Second, there is enough testing to spot a potential “super-spreader” right away.

Third, South Korea has a system of contact tracing so thorough—visitors to nightclubs, for example, are required to give their names as they enter—that everyone who was potentially exposed will soon be located and tested as well.

This could have been us. It could still be us, if the Trump administration would put forward a concerted effort to implement this model. It has not done so, leaving it to be implemented piecemeal by the states. Michael Brendan Dougherty aptly describes the administration’s promised response to COVID-19 as “vaporware”:

We’ve gotten lots of advertising and an implicit promise of a world-class operation to fight the disease. But it doesn’t exist yet and it’s becoming clearer that the White House is spinning its wheels, looking for something—anything—to do other than solving the crisis at hand.

Trump’s supporters have sensed that he has given up doing anything about coronavirus, and they have decided to excuse that, too.

This explains some of the excitement over the Swedish model for dealing with the pandemic, which involves less stringent lockdowns and less social distancing. But there really is no “Swedish model,” not as a strategy for containing the virus or reducing its death toll. Swedes are not social distancing enough to slow the spread of the virus, they’re not working toward test-and-trace, and they deny that they are trying to achieve herd immunity. They have no strategy except to grit their teeth and endure whatever happens.

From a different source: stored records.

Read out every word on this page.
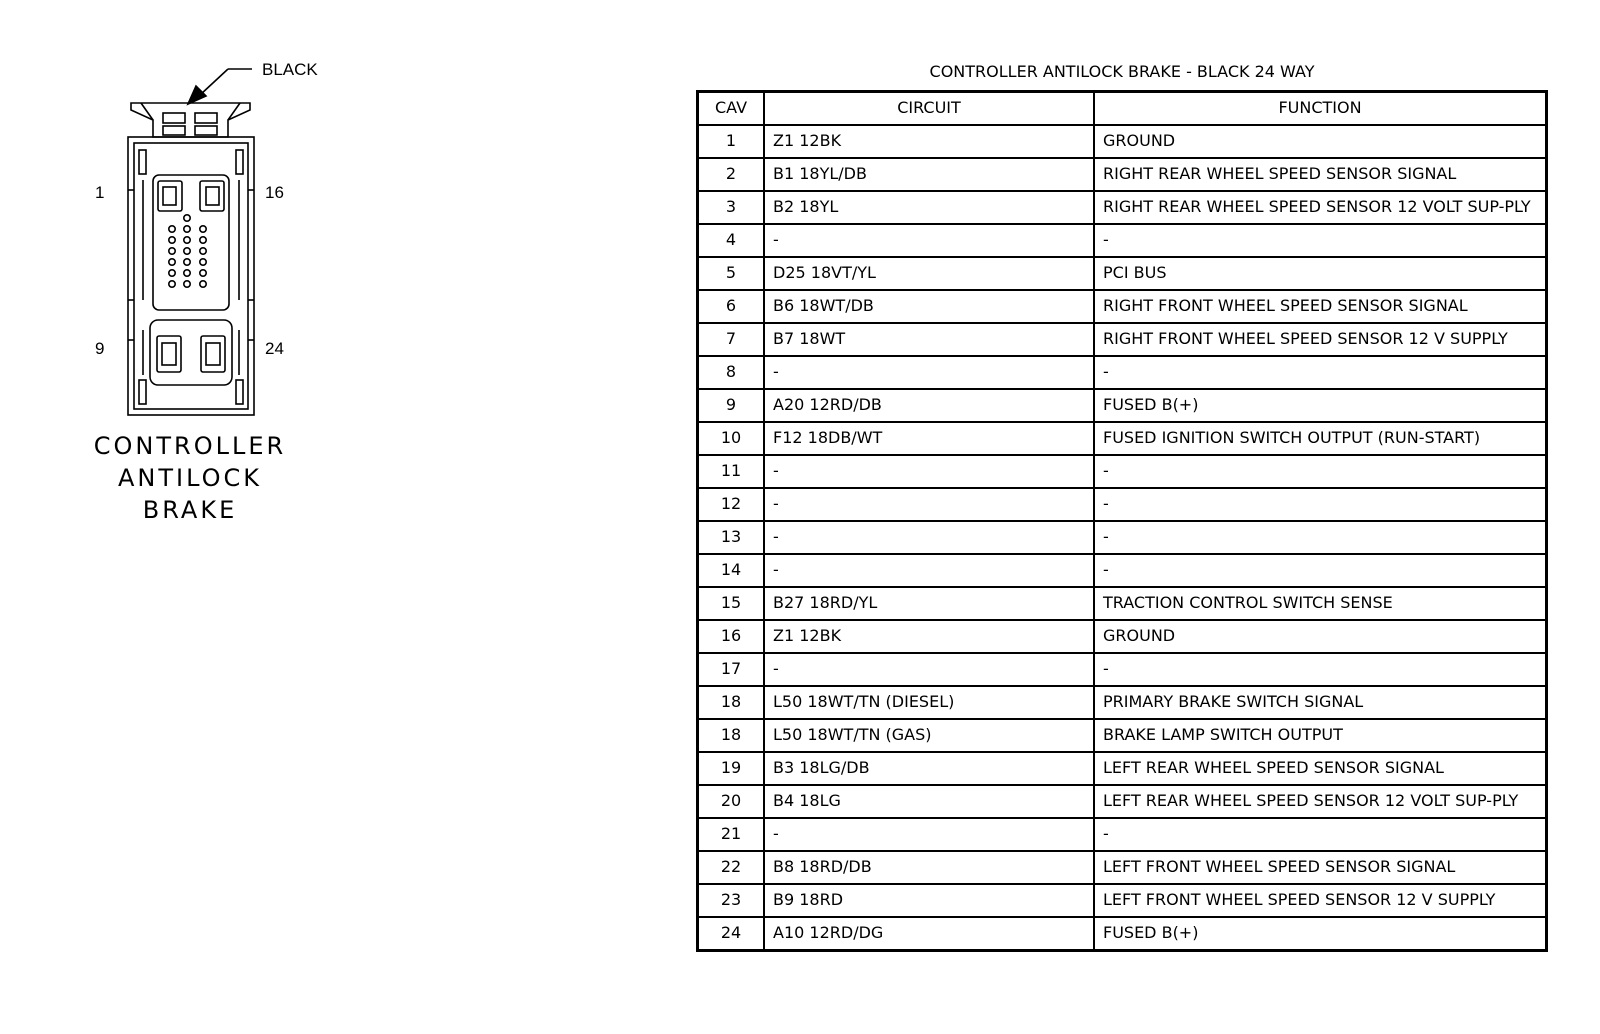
BLACK
1	16
9	24
CONTROLLER
ANTILOCK
BRAKE
CONTROLLER ANTILOCK BRAKE - BLACK 24 WAY
CAV	CIRCUIT	FUNCTION
1	Z1 12BK	GROUND
2	B1 18YL/DB	RIGHT REAR WHEEL SPEED SENSOR SIGNAL
3	B2 18YL	RIGHT REAR WHEEL SPEED SENSOR 12 VOLT SUP-PLY
4	-	-
5	D25 18VT/YL	PCI BUS
6	B6 18WT/DB	RIGHT FRONT WHEEL SPEED SENSOR SIGNAL
7	B7 18WT	RIGHT FRONT WHEEL SPEED SENSOR 12 V SUPPLY
8	-	-
9	A20 12RD/DB	FUSED B(+)
10	F12 18DB/WT	FUSED IGNITION SWITCH OUTPUT (RUN-START)
11	-	-
12	-	-
13	-	-
14	-	-
15	B27 18RD/YL	TRACTION CONTROL SWITCH SENSE
16	Z1 12BK	GROUND
17	-	-
18	L50 18WT/TN (DIESEL)	PRIMARY BRAKE SWITCH SIGNAL
18	L50 18WT/TN (GAS)	BRAKE LAMP SWITCH OUTPUT
19	B3 18LG/DB	LEFT REAR WHEEL SPEED SENSOR SIGNAL
20	B4 18LG	LEFT REAR WHEEL SPEED SENSOR 12 VOLT SUP-PLY
21	-	-
22	B8 18RD/DB	LEFT FRONT WHEEL SPEED SENSOR SIGNAL
23	B9 18RD	LEFT FRONT WHEEL SPEED SENSOR 12 V SUPPLY
24	A10 12RD/DG	FUSED B(+)
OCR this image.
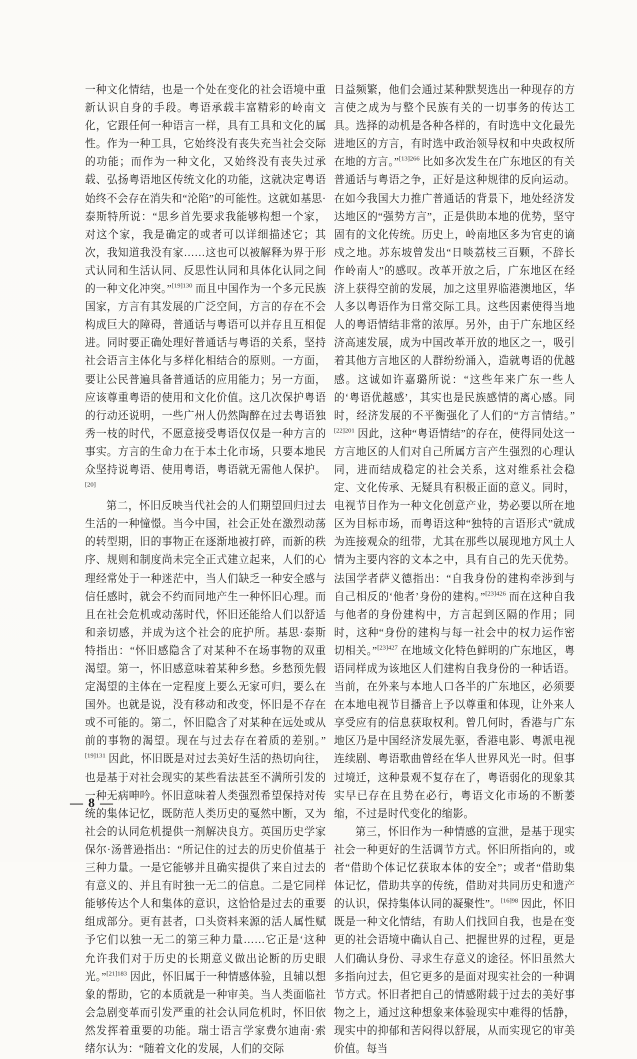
一种文化情结，也是一个处在变化的社会语境中重新认识自身的手段。粤语承载丰富精彩的岭南文化，它跟任何一种语言一样，具有工具和文化的属性。作为一种工具，它始终没有丧失充当社会交际的功能；而作为一种文化，又始终没有丧失过承载、弘扬粤语地区传统文化的功能，这就决定粤语始终不会存在消失和“沦陷”的可能性。这就如基思·泰斯特所说：“思乡首先要求我能够构想一个家，对这个家，我是确定的或者可以详细描述它；其次，我知道我没有家……这也可以被解释为界于形式认同和生活认同、反思性认同和具体化认同之间的一种文化冲突。”$^{[19]130}$ 而且中国作为一个多元民族国家，方言有其发展的广泛空间，方言的存在不会构成巨大的障碍，普通话与粤语可以并存且互相促进。同时要正确处理好普通话与粤语的关系，坚持社会语言主体化与多样化相结合的原则。一方面，要让公民普遍具备普通话的应用能力；另一方面，应该尊重粤语的使用和文化价值。这几次保护粤语的行动还说明，一些广州人仍然陶醉在过去粤语独秀一枝的时代，不愿意接受粤语仅仅是一种方言的事实。方言的生命力在于本土化市场，只要本地民众坚持说粤语、使用粤语，粤语就无需他人保护。[20]

第二，怀旧反映当代社会的人们期望回归过去生活的一种憧憬。当今中国，社会正处在激烈动荡的转型期，旧的事物正在逐渐地被打碎，而新的秩序、规则和制度尚未完全正式建立起来，人们的心理经常处于一种迷茫中，当人们缺乏一种安全感与信任感时，就会不约而同地产生一种怀旧心理。而且在社会危机或动荡时代，怀旧还能给人们以舒适和亲切感，并成为这个社会的庇护所。基思·泰斯特指出：“怀旧感隐含了对某种不在场事物的双重渴望。第一，怀旧感意味着某种乡愁。乡愁预先假定渴望的主体在一定程度上要么无家可归，要么在国外。也就是说，没有移动和改变，怀旧是不存在或不可能的。第二，怀旧隐含了对某种在远处或从前的事物的渴望。现在与过去存在着质的差别。”$^{[19]131}$ 因此，怀旧既是对过去美好生活的热切向往，也是基于对社会现实的某些看法甚至不满所引发的一种无病呻吟。怀旧意味着人类强烈希望保持对传统的集体记忆，既防范人类历史的戛然中断，又为社会的认同危机提供一剂解决良方。英国历史学家保尔·汤普逊指出：“所记住的过去的历史价值基于三种力量。一是它能够并且确实提供了来自过去的有意义的、并且有时独一无二的信息。二是它同样能够传达个人和集体的意识，这恰恰是过去的重要组成部分。更有甚者，口头资料来源的活人属性赋予它们以独一无二的第三种力量……它正是‘这种允许我们对于历史的长期意义做出论断的历史眼光。”$^{[21]183}$ 因此，怀旧属于一种情感体验，且辅以想象的帮助，它的本质就是一种审美。当人类面临社会急剧变革而引发严重的社会认同危机时，怀旧依然发挥着重要的功能。瑞士语言学家费尔迪南·索绪尔认为：“随着文化的发展，人们的交际

日益频繁，他们会通过某种默契选出一种现存的方言使之成为与整个民族有关的一切事务的传达工具。选择的动机是各种各样的，有时选中文化最先进地区的方言，有时选中政治领导权和中央政权所在地的方言。”$^{[13]266}$ 比如多次发生在广东地区的有关普通话与粤语之争，正好是这种规律的反向运动。在如今我国大力推广普通话的背景下，地处经济发达地区的“强势方言”，正是供助本地的优势，坚守固有的文化传统。历史上，岭南地区多为官吏的谪戍之地。苏东坡曾发出“日啖荔枝三百颗，不辞长作岭南人”的感叹。改革开放之后，广东地区在经济上获得空前的发展，加之这里界临港澳地区，华人多以粤语作为日常交际工具。这些因素使得当地人的粤语情结非常的浓厚。另外，由于广东地区经济高速发展，成为中国改革开放的地区之一，吸引着其他方言地区的人群纷纷涌入，造就粤语的优越感。这诚如许嘉璐所说：“这些年来广东一些人的‘粤语优越感’，其实也是民族感情的离心感。同时，经济发展的不平衡强化了人们的“方言情结。”$^{[22]201}$ 因此，这种“粤语情结”的存在，使得同处这一方言地区的人们对自己所属方言产生强烈的心理认同，进而结成稳定的社会关系，这对维系社会稳定、文化传承、无疑具有积极正面的意义。同时，电视节目作为一种文化创意产业，势必要以所在地区为目标市场，而粤语这种“独特的言语形式”就成为连接观众的纽带，尤其在那些以展现地方风土人情为主要内容的文本之中，具有自己的先天优势。法国学者萨义德指出：“自我身份的建构牵涉到与自己相反的‘他者’身份的建构。”$^{[23]426}$ 而在这种自我与他者的身份建构中，方言起到区隔的作用；同时，这种“身份的建构与每一社会中的权力运作密切相关。”$^{[23]427}$ 在地域文化特色鲜明的广东地区，粤语同样成为该地区人们建构自我身份的一种话语。当前，在外来与本地人口各半的广东地区，必须要在本地电视节目播音上予以尊重和体现，让外来人享受应有的信息获取权利。曾几何时，香港与广东地区乃是中国经济发展先驱，香港电影、粤派电视连续剧、粤语歌曲曾经在华人世界风光一时。但事过境迁，这种景观不复存在了，粤语弱化的现象其实早已存在且势在必行，粤语文化市场的不断萎缩，不过是时代变化的缩影。

第三，怀旧作为一种情感的宣泄，是基于现实社会一种更好的生活调节方式。怀旧所指向的，或者“借助个体记忆获取本体的安全”；或者“借助集体记忆，借助共享的传统，借助对共同历史和遗产的认识，保持集体认同的凝聚性”。$^{[16]98}$ 因此，怀旧既是一种文化情结，有助人们找回自我，也是在变更的社会语境中确认自己、把握世界的过程，更是人们确认身份、寻求生存意义的途径。怀旧虽然大多指向过去，但它更多的是面对现实社会的一种调节方式。怀旧者把自己的情感附载于过去的美好事物之上，通过这种想象来体验现实中难得的恬静，现实中的抑郁和苦闷得以舒展，从而实现它的审美价值。每当

— 8 —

The real Swedish model is simply to decide that they are willing to accept a large number of deaths. Given that this is now President Trump’s strategy, you can see why conservatives are rushing to embrace it.

None of this is necessary. Yes, a test-and-trace system would be very difficult to implement, particularly this late in the pandemic. It would require a vast effort. But it will never happen if we don’t even try—and gosh darn it, this is America. We have never accepted that we are less capable than other countries of doing difficult things. If we accept it in this case, it will be because the president decided not to bother doing the work.

As the death tallies rise and tick into six figures, it is important to remember that this was a choice, even if it was made by default. The president didn’t shoot those 100,000 people, but he embraced their deaths through his indifference and neglect.

It was all done in broad daylight, and his supporters are now ratifying that decision.